Alternatives to Litigation: Mediation, Arbitration, and Settlements

Resolving a dispute in court is not the only method available to you for working out a business disagreement. Using alternative methods of conflict resolution to reach -- or attempt to reach -- a settlement with the opposing party may be the best course of action, depending on the circumstances. Mediation, arbitration, and proposing a settlement are alternatives that you and your attorney should consider when deciding how to resolve your lawsuit.

Business Mediation vs. Arbitration

Mediation is a voluntary process where an objective third party, the mediator, facilitates parties’ agreement to a compromise. The agreement in mediation is voluntary and is typically not enforced by a court judgment but is contractual in nature. The parties to a lawsuit can also agree to resolve their dispute using arbitration. In arbitration, an objective third party, often presented in the form of a tribunal, considers the claims in a lawsuit and determines an outcome.

Pros & Cons of Business Arbitration

Arbitrations are often less costly and less time consuming than litigation since arbitrations include fewer procedural hurdles and may have a less exhaustive discovery process. Unlike most judges, arbitration panels often include subject-matter experts who are very knowledgeable on underlying technical issues surrounding a business dispute. Judgments in arbitration are binding and, if not managed correctly, arbitrations can be expensive. Other disadvantages include very limited possibilities of appeal, the lack of precedent, often no explanation for the reasoning behind the award, and the tendency for arbitrators to "split the baby" and always award something (if not fully half).

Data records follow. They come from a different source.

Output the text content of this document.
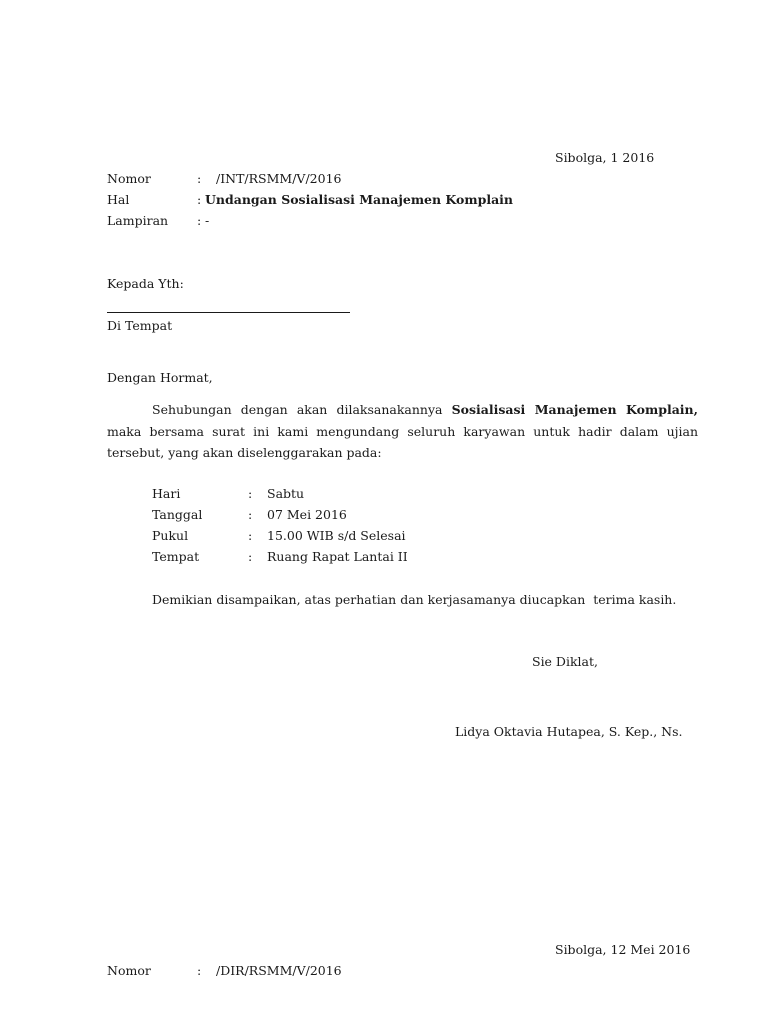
Sibolga, 1 2016
Nomor	: /INT/RSMM/V/2016
Hal	: Undangan Sosialisasi Manajemen Komplain
Lampiran : -
Kepada Yth:
Di Tempat
Dengan Hormat,
Sehubungan dengan akan dilaksanakannya Sosialisasi Manajemen Komplain, maka bersama surat ini kami mengundang seluruh karyawan untuk hadir dalam ujian tersebut, yang akan diselenggarakan pada:
Hari	: Sabtu
Tanggal	: 07 Mei 2016
Pukul	: 15.00 WIB s/d Selesai
Tempat	: Ruang Rapat Lantai II
Demikian disampaikan, atas perhatian dan kerjasamanya diucapkan  terima kasih.
Sie Diklat,
Lidya Oktavia Hutapea, S. Kep., Ns.
Sibolga, 12 Mei 2016
Nomor	: /DIR/RSMM/V/2016
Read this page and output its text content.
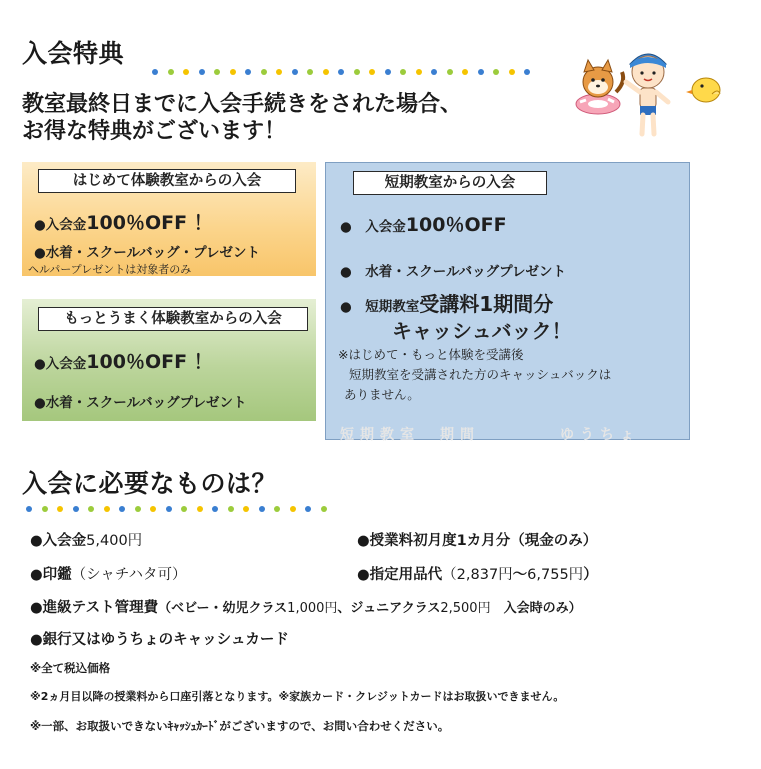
入会特典
教室最終日までに入会手続きをされた場合、
お得な特典がございます！
はじめて体験教室からの入会
●入会金100％OFF ！
●水着・スクールバッグ・プレゼント
ヘルパープレゼントは対象者のみ
もっとうまく体験教室からの入会
●入会金100％OFF ！
●水着・スクールバッグプレゼント
短期教室　期間　　　　ゆうちょ
短期教室からの入会
●　入会金100％OFF
●　水着・スクールバッグプレゼント
●　短期教室受講料1期間分
キャッシュバック！
※はじめて・もっと体験を受講後
短期教室を受講された方のキャッシュバックは
ありません。
入会に必要なものは？
●入会金5,400円	●授業料初月度1カ月分（現金のみ）
●印鑑（シャチハタ可）	●指定用品代（2,837円～6,755円）
●進級テスト管理費（ベビー・幼児クラス1,000円、ジュニアクラス2,500円　入会時のみ）
●銀行又はゆうちょのキャッシュカード
※全て税込価格
※2ヵ月目以降の授業料から口座引落となります。※家族カード・クレジットカードはお取扱いできません。
※一部、お取扱いできないｷｬｯｼｭｶｰﾄﾞがございますので、お問い合わせください。
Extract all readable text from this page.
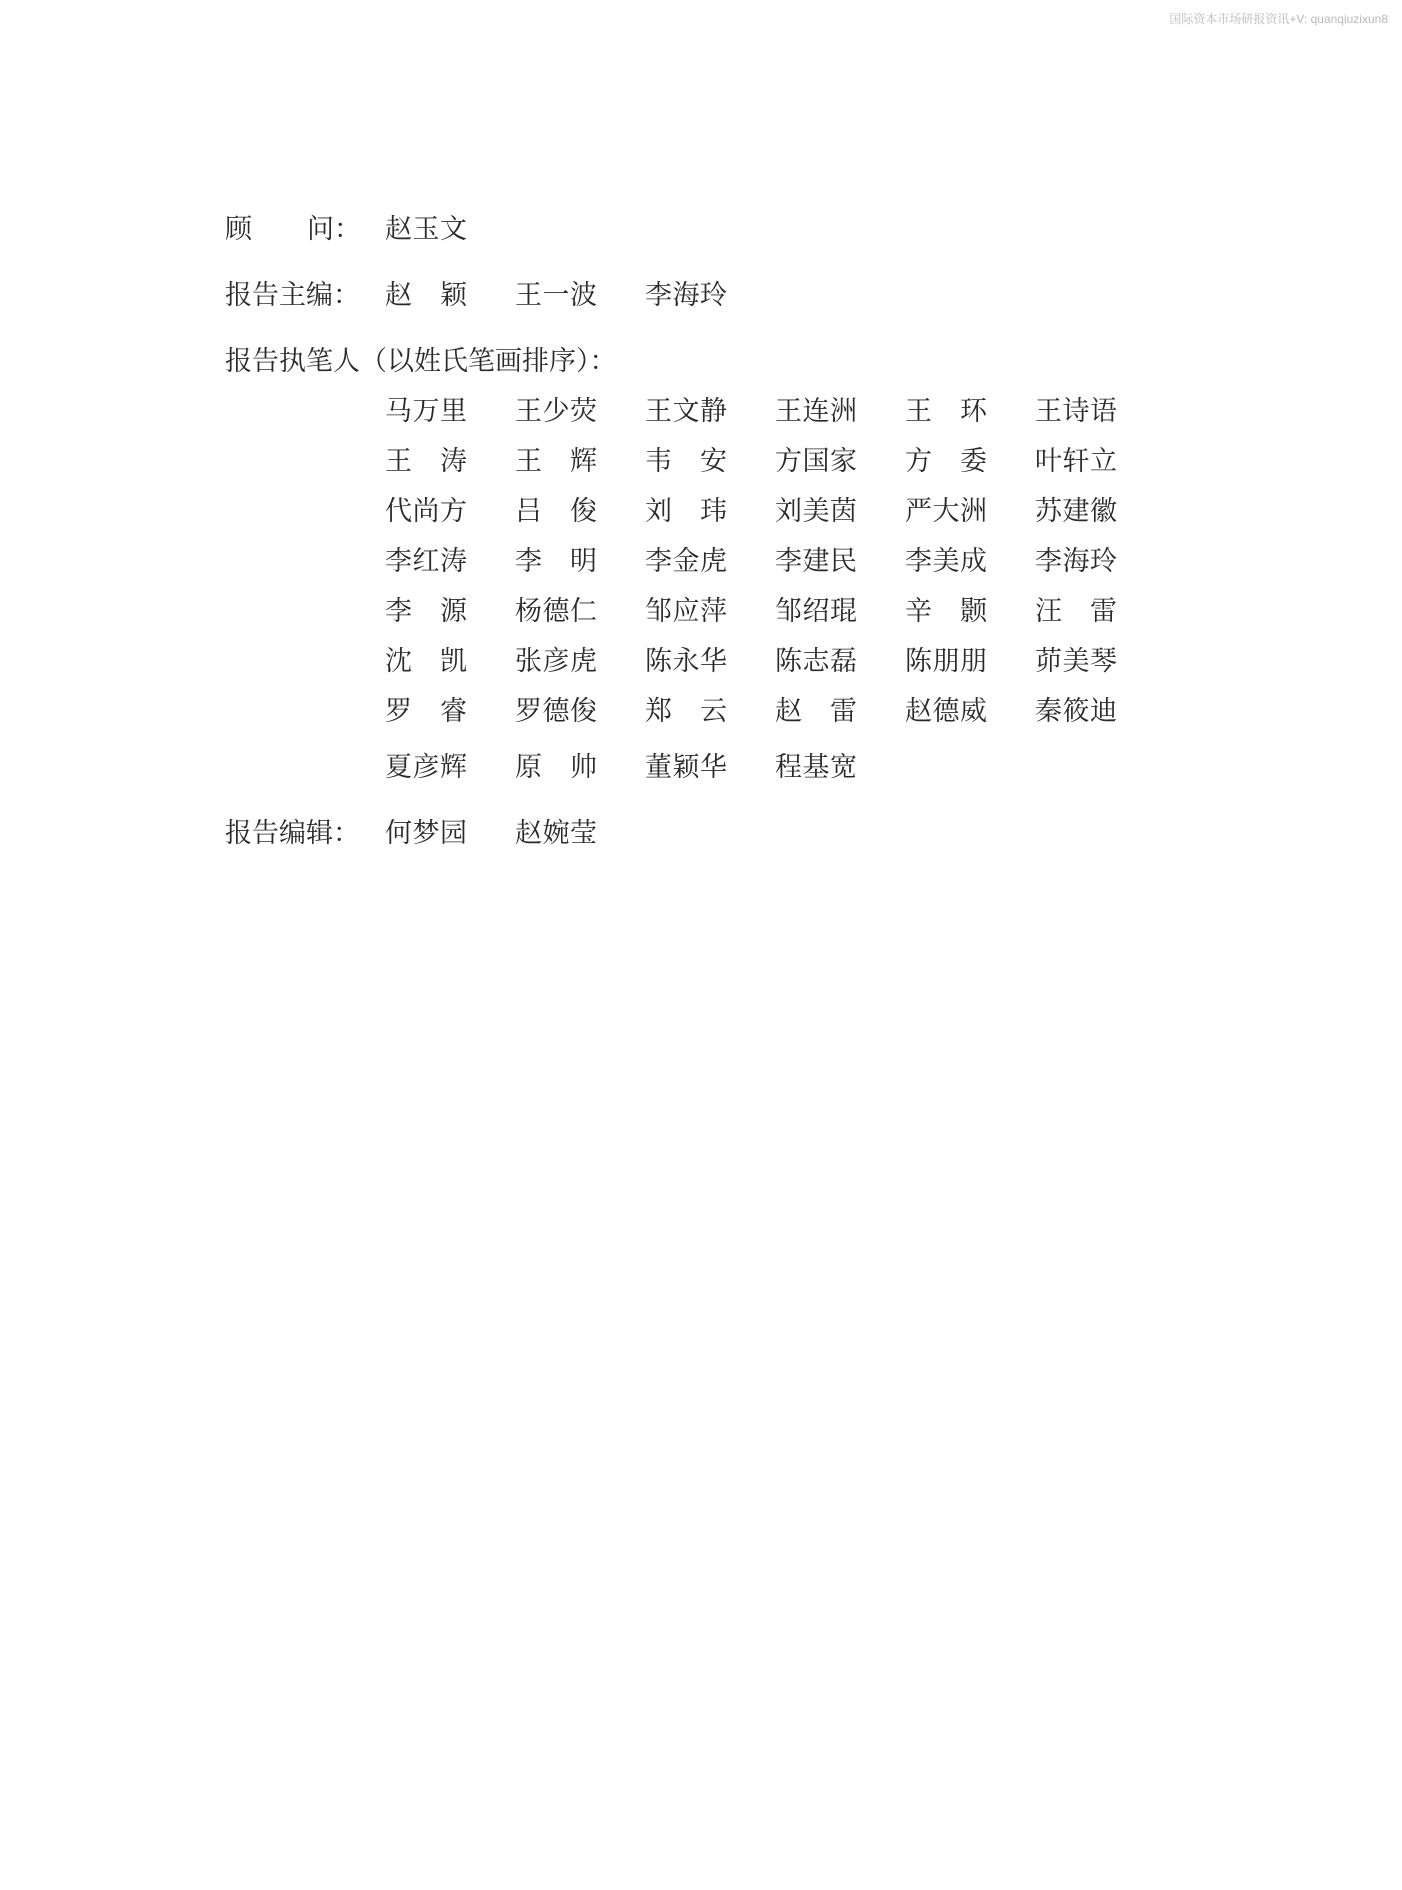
国际资本市场研报资讯+V: quanqiuzixun8
顾 问： 赵玉文
报告主编： 赵　颖	王一波	李海玲
报告执笔人（以姓氏笔画排序）：
马万里	王少荧	王文静	王连洲	王　环	王诗语
王　涛	王　辉	韦　安	方国家	方　委	叶轩立
代尚方	吕　俊	刘　玮	刘美茵	严大洲	苏建徽
李红涛	李　明	李金虎	李建民	李美成	李海玲
李　源	杨德仁	邹应萍	邹绍琨	辛　颢	汪　雷
沈　凯	张彦虎	陈永华	陈志磊	陈朋朋	茆美琴
罗　睿	罗德俊	郑　云	赵　雷	赵德威	秦筱迪
夏彦辉	原　帅	董颖华	程基宽
报告编辑： 何梦园	赵婉莹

Determining the Best Form of Business Dispute Resolution

Last, a seasoned attorney might be in the best position to determine when the cost of conducting discovery and preparing for trial outweigh the benefit of a favorable court judgment. In this case, settlement would probably be his recommendation. A knowledgeable attorney, especially one whom you trust and who has worked with you in the past and knows the economics of your business, will often calculate the pros and cons of pursuing litigation and analyze with you whether it makes economic and business sense to settle the lawsuit out of court before going to trial. The more comfortable you are communicating with your attorney and the more your attorney understands your business, the easier it will be for him or her to advise you about what form of dispute resolution -- mediation, arbitration, litigation or settlement --might best satisfy your needs under your set of circumstances.